Geschrieben am 26. März 2014 von für Musikmag

Blood Red Shoes: dito

bloodredshoes_ditoEine gute Zeit, alle miteinander

– Frech könnte man das neue Blood Red Shoes-Album nennen. Frech im Sinne der Musik, die den Weg des Garagen-Punks, des Rock’n’Rolls der neuen Machart weiterverfolgt. Rock’n’Roll bezeichnet in diesem Kontext ja schon lange nicht mehr den Tanz, oder Interpreten wie Chuck Berry, Jerry Lewis oder Elvis Presley, sondern das „Drauflosrocken“, also: tanzkompatible Musik für die wachsende Studentenschaft Europas. So far so good. Das Duo zog sich nach Berlin-Kreuzberg zurück, um dort das selbstbetitelte vorliegende Album zu komponieren und auch großteils aufzunehmen. Hm – Kreuzberg ist spätestens seit David Bowies Jahren dort chic. Vor allem, wenn es um neue Inspirationen für die eigene Musik geht. Gegen solche cool facts bin ich ziemlich resistent, weil ich meine Jugend mit metallischer Rohkost verbracht habe.

Mich interessiert daher nur der Drive auf einem solchen Album: bewegt es mich, und wenn ja, auf welche Weise? Auf die erste Frage muss ich deutlich mit Ja antworten. Für die zweite muss ich etwas ausholen: die Stücke reißen alle mit – „Welcome Home“ (der Opener) akkumuliert wie ein Akku zunächst Gitarrensturm, bis die Drums die Beine zum Schwingen zwingen. Die Platte baut einen großen Druck auf, der nach einer Sommerfahrt im Auto mit geöffneten Fenstern ruft. Und ich weiß, dass das alles Klischees sondergleichen sind, aber … Musikkritik dreht sich häufig um dieselben Stories: eine gute Zeit miteinander zu verbringen.
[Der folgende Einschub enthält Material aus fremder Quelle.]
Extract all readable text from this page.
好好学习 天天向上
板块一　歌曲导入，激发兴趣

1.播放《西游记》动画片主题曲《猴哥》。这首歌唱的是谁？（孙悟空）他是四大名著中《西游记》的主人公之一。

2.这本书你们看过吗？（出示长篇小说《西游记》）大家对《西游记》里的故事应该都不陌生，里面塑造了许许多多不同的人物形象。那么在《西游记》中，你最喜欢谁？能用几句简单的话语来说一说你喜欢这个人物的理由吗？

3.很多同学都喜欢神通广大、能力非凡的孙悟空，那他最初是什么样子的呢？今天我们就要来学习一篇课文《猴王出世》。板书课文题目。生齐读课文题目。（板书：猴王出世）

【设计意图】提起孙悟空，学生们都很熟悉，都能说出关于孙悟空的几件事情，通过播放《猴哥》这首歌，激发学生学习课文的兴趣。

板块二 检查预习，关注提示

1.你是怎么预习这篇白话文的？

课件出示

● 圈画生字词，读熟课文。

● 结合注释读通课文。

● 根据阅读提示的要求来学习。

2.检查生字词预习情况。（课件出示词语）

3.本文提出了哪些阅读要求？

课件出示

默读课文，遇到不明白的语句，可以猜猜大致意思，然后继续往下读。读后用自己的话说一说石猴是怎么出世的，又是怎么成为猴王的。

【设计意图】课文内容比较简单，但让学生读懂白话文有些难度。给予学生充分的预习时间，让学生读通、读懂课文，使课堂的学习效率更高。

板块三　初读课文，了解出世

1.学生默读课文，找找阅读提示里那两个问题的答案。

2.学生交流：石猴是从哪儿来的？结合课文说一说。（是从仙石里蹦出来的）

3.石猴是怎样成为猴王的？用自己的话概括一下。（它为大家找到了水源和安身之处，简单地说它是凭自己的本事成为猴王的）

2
„Blood Red Shoes“ bietet das – aber (ja, das obligatorische Kritikerveto!) stellenweise könnte man die fehlenden Ecken und Kanten vorwerfen (die man wiederum beim neuen Motorpsycho-Album findet, aber eher unfreiwillig, so die Vermutung). Dann aber wieder Stücke wie „An Animal“, das ziemlich bewusst die Retro-Schiene aufgreift, Richtung Led Zeppelin tendiert, aber letztlich doch ‚lockerer‘ im Grundton bleibt.

Blood Red Shoes kommen eben doch ohne Okkult-Schnickschnack aus, den die ganzen Retro-Schnecken wie einen künstlichen Schutzpanzer auffahren. „The Perfect Mess“ und „Behind The Wall“ bauen rotziges Geschrubbe auf, während „The Stranger“ in psychedelische Rock-Atmo abdriftet. Die Blood Red Shoes mäandern genau wie der Lavastrom auf dem Cover ihrer neuen Platte. „Cigarettes In The Dark“ reicht dann in Bereiche, die man dem Wave zurechnen würde, wenn, ja wenn es sich nicht um die Blood Red Shoes handelte. Runde Sache wie eine Diskokugel!

Dominik Irtenkauf

Blood Red Shoes: dito. Jazz Life/PIAS/Collective.